If Callahan can bring a more balanced offensive approach to the Cowboys' offense, the team would have an easier time winning football games.
According to ESPN Dallas' Calvin Watkins, talks between Anthony Spencer and the Cowboys about an extension have cooled for now.
For the second straight season, Spencer was handed the almighty franchise tag and has yet to get the long-term deal he's been seeking. The Cowboys continue to struggle to find a way to lock up their 2007 first-round pick who tallied a career-high 11 sacks last season.
Dallas has been strapped with salary cap woes since being smacked with the fine for its actions during the 2010 uncapped season. The team also just recently awarded Tony Romo a six-year, $108 million contract extension.
Spencer will need to continue to make his case to the Cowboys' brass about a new deal through discussions and his play on the field in 2013. He would be a difficult player for the team to lose if No. 93 continues to build upon his 2012 season.
For now, Spencer will be a free agent after this year, and only time will tell if that changes before the end of next season.
The Washington Redskins swept archrival Dallas last year and won the NFC East by defeating the Cowboys in the regular-season finale. Between then-rookies Alfred Morris and Robert Griffin III, the 'Skins scored a combined 66 points on Dallas last year.
As defending NFC East champions, the Redskins are the team the Cowboys will need to prove themselves against the most this year. With Washington boasting the No. 1 rushing attack and No. 5 run defense last year, it will be formidable to say the least.
The Cowboys will need to find a way to stop Griffin III, who ran a combined 13 times on them last year while boasting more than 400 passing yards in the two games. Washington's offense is run through its quarterback, so RG3 is priority No. 1 for defensive coordinator Monte Kiffin.
On offense, Dallas will have to stay with the running game even if the Redskins defense is just as stingy as it was in 2012. Relying solely on the passing attack didn't work for Big D last year. Tony Romo threw 89 passes against the Redskins over the course of the two games.
Jason Garrett will be entering his third full season as the head coach in Dallas, and the team has yet to make the postseason under him. Given the high-profile atmosphere that surrounds the Cowboys, it's not crazy to wonder if this could be Garrett's last year in Dallas.
NFL.com's Elliot Harrison recently wrote that Garrett is indeed on the hot seat. He mentioned that working for a controlling owner like Jerry Jones means Garrett has a steep hill to climb.

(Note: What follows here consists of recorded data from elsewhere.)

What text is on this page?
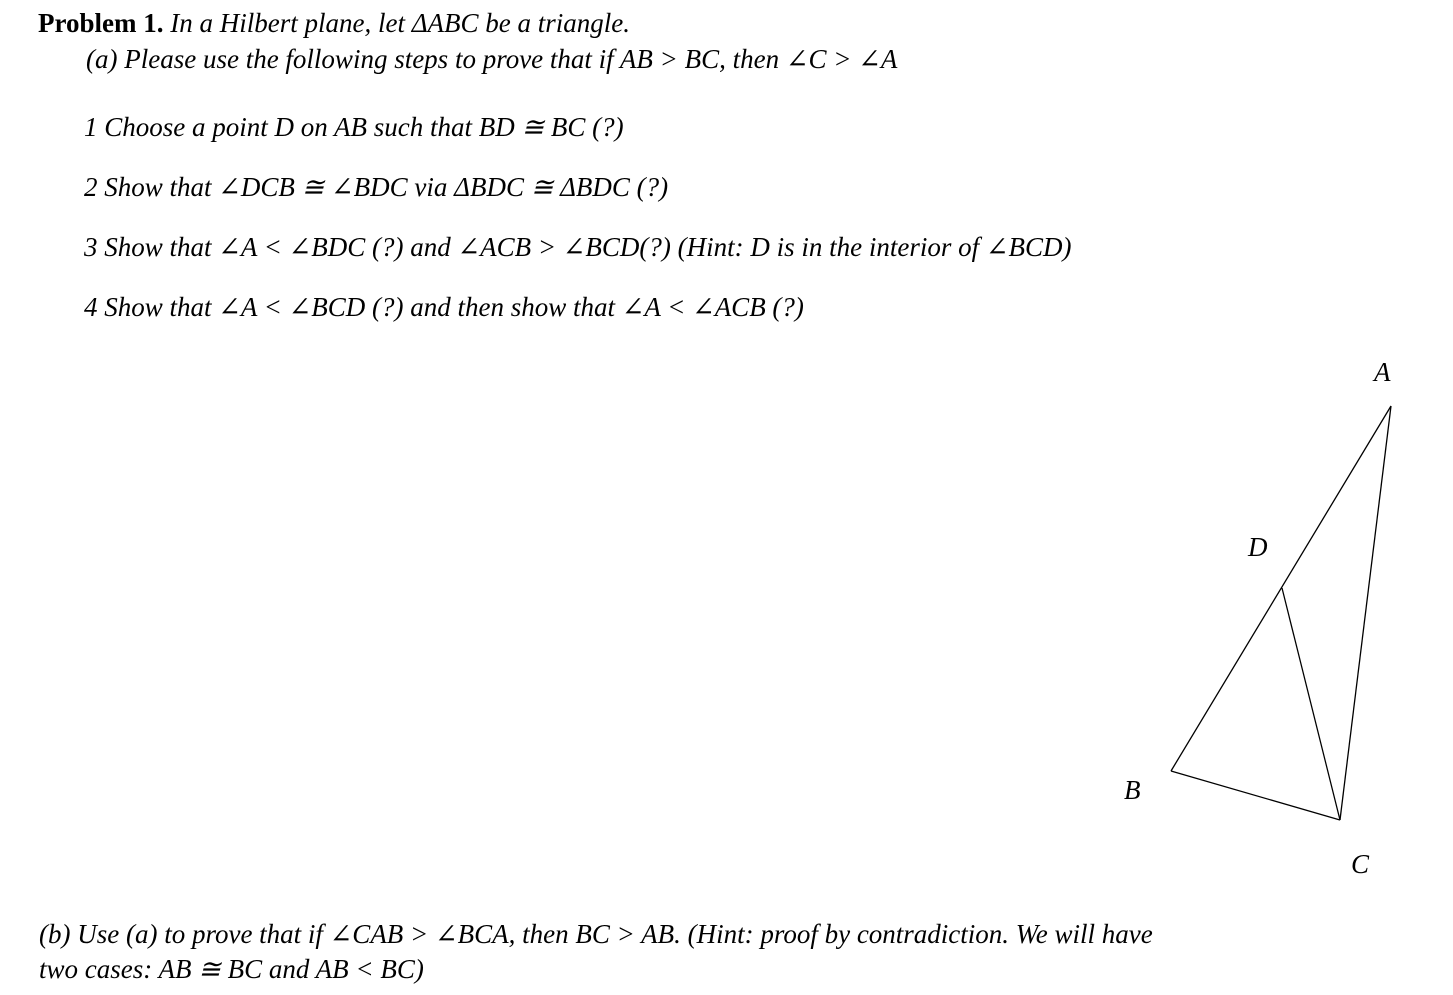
Problem 1. In a Hilbert plane, let ΔABC be a triangle.
(a) Please use the following steps to prove that if AB > BC, then ∠C > ∠A
1 Choose a point D on AB such that BD ≅ BC (?)
2 Show that ∠DCB ≅ ∠BDC via ΔBDC ≅ ΔBDC (?)
3 Show that ∠A < ∠BDC (?) and ∠ACB > ∠BCD(?) (Hint: D is in the interior of ∠BCD)
4 Show that ∠A < ∠BCD (?) and then show that ∠A < ∠ACB (?)
A
D
B
C
(b) Use (a) to prove that if ∠CAB > ∠BCA, then BC > AB. (Hint: proof by contradiction. We will have
two cases: AB ≅ BC and AB < BC)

During his time as an assistant coach in Dallas, the former quarterback saw interest from multiple teams about becoming a head coach. Garrett stayed with the Cowboys, and while there is very little loyalty in the NFL, that says something about him.
Garrett wants to win in Dallas, and if he can coach this team to the playoffs in 2013, he should be able to keep his job. If the Cowboys fail to do anything more than disappoint after two straight 8-8 seasons though, Jones might not show Garrett the same loyalty.
The biggest question asked around the Dallas area each year from September to December is whether or not the Cowboys can make the postseason.
Being in the NFC East always makes things difficult playoff-wise for each team. Philadelphia is going in a new direction with new head coach Chip Kelly. The Redskins are the defending NFC East champs, and New York has won two Super Bowls since 2007.
It's never easy in the NFC East, but the Cowboys are far from owning a terrible roster when looking at it on paper. Dez Bryant and Jason Witten eclipsed 1,000 yards receiving last year.
Sean Lee and Bruce Carter took strides toward becoming a formidable linebacker duo during their injury-shortened 2012 seasons. Tony Romo and DeMarco Murray could very well lead a balanced Dallas offense to big numbers this year.
There is plenty to like on paper in Dallas, but the team will need to make the most of its talent on the field to make the playoffs. Until the season gets going, there's no real way to tell if Dallas will make it, but the playoffs appear to be an attainable goal on paper.